Eskapizm, czy prawdziwe życie w zgodzie ze sobą?

,,Zapach trawy" – Iza Klementowska – Wydawnictwo Agora

Iza Klementowska w swojej książce porusza ważną kwestię, nad którą pewnie każdy z nas nieraz się zastanawiał. Czy życie w odosobnieniu, całkowicie poza wpływem współczesnego świata, to prawdziwe życie? A jeśli nie, to gdzie właściwie można odnaleźć to ,,prawdziwe życie"?

W funkcjonowaniu w społeczeństwie, instytucjach, angażowaniu się w obecną politykę i bycie za wszelką cenę ,,na bieżąco"? Ale co kiedy ten system nam szkodzi, tłamsi, zajmuje większość naszego czasu i już nie wiemy kim jesteśmy? Może prawdziwym życiem jednak są te momenty, w których możemy się wyciszyć, zwolnić, nie myśleć o zakupach, rachunkach, tym nowym problemie w pracy i naprawdę połączyć się ze sobą, objąć umysłem swoje życie i uśmiechnąć się do tego wyobrażenia?

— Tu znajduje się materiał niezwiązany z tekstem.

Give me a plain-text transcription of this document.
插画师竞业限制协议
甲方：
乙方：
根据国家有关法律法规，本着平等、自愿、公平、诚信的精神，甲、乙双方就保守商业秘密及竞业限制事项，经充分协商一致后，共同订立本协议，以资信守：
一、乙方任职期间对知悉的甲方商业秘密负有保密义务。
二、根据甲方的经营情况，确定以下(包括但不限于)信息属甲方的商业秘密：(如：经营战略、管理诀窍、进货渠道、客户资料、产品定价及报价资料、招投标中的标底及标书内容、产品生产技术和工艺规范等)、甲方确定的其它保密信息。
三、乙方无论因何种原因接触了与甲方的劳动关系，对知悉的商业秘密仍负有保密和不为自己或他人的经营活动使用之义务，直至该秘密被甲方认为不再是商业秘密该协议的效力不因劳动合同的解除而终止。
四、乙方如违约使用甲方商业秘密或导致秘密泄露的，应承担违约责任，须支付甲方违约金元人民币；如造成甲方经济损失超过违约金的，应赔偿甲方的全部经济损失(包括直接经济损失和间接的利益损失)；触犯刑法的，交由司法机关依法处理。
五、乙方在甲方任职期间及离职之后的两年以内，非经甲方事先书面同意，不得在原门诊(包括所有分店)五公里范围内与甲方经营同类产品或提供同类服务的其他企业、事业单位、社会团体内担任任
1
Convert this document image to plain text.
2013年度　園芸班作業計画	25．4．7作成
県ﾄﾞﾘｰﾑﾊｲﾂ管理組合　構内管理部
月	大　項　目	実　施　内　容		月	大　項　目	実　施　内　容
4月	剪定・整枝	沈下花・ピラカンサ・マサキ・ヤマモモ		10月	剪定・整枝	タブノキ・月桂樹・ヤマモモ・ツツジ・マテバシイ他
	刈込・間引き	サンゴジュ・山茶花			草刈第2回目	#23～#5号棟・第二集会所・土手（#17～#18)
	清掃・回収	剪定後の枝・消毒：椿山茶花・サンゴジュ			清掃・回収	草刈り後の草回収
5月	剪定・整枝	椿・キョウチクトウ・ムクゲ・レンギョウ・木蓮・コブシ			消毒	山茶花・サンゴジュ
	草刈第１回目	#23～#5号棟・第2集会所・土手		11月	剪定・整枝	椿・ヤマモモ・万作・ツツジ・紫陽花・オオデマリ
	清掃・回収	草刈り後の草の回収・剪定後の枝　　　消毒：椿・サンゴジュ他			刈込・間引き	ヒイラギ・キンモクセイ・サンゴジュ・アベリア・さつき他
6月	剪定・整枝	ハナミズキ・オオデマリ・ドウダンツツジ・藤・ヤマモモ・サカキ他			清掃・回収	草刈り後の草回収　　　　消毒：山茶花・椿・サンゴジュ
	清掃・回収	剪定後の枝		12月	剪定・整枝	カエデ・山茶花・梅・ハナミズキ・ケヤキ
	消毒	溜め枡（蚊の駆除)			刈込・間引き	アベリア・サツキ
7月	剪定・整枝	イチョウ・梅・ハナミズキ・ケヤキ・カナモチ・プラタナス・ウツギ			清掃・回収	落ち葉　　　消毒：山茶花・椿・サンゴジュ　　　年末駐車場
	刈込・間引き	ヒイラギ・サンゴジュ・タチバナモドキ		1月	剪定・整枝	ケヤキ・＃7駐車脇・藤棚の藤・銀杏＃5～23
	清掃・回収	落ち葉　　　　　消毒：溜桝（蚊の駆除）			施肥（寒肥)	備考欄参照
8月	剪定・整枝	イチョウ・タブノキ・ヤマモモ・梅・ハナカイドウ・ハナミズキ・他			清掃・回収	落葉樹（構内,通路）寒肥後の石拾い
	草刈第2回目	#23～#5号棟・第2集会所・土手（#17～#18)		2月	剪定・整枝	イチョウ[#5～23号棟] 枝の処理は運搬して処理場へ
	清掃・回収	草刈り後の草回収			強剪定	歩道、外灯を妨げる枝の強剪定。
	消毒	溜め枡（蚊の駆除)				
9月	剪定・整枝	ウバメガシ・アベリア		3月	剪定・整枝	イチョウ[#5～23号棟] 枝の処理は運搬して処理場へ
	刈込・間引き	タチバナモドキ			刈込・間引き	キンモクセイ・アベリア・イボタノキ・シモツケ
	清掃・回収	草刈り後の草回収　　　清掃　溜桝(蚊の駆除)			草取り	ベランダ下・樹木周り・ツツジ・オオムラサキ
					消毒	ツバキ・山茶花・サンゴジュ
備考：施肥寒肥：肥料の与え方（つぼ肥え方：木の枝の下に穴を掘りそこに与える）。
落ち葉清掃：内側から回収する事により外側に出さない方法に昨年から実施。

Te pytania pojawiają się w umyśle, kiedy czytamy ,,Zapach trawy", a odpowiedzi na nie mogą nasuwać się inne, w zależności od tego którą historię akurat czytamy. Iza Klementowska rozmawia z ludźmi, którzy w jakiś sposób utożsamiają się (lub utożsamiali w przeszłości) z określeniem ,,hipis", oraz z ich dziećmi. Przytaczane historie są różne, jedne pełne sielankowych obrazków z bosymi dziećmi biegającymi radośnie po trawie, pokazujące w dobrym świetle życie z dala od chaosu miasta i ograniczających instytucji oraz niekonwencjonalne sposoby wychowywania dzieci. W kontrze do nich mamy smutne i tragiczne opowieści, pełne zużytych strzykawek, które paroletni chłopiec myje codziennie dla swojej mamy i jej znajomych. Jedni bohaterowie nie widzą w swoim hipisowskim wychowaniu nic złego i są wdzięczni rodzicom za pokazanie, że można żyć inaczej, inni chcą ponad wszystko się odciąć od przeszłości i nawet nie utrzymują kontaktu z rodziną.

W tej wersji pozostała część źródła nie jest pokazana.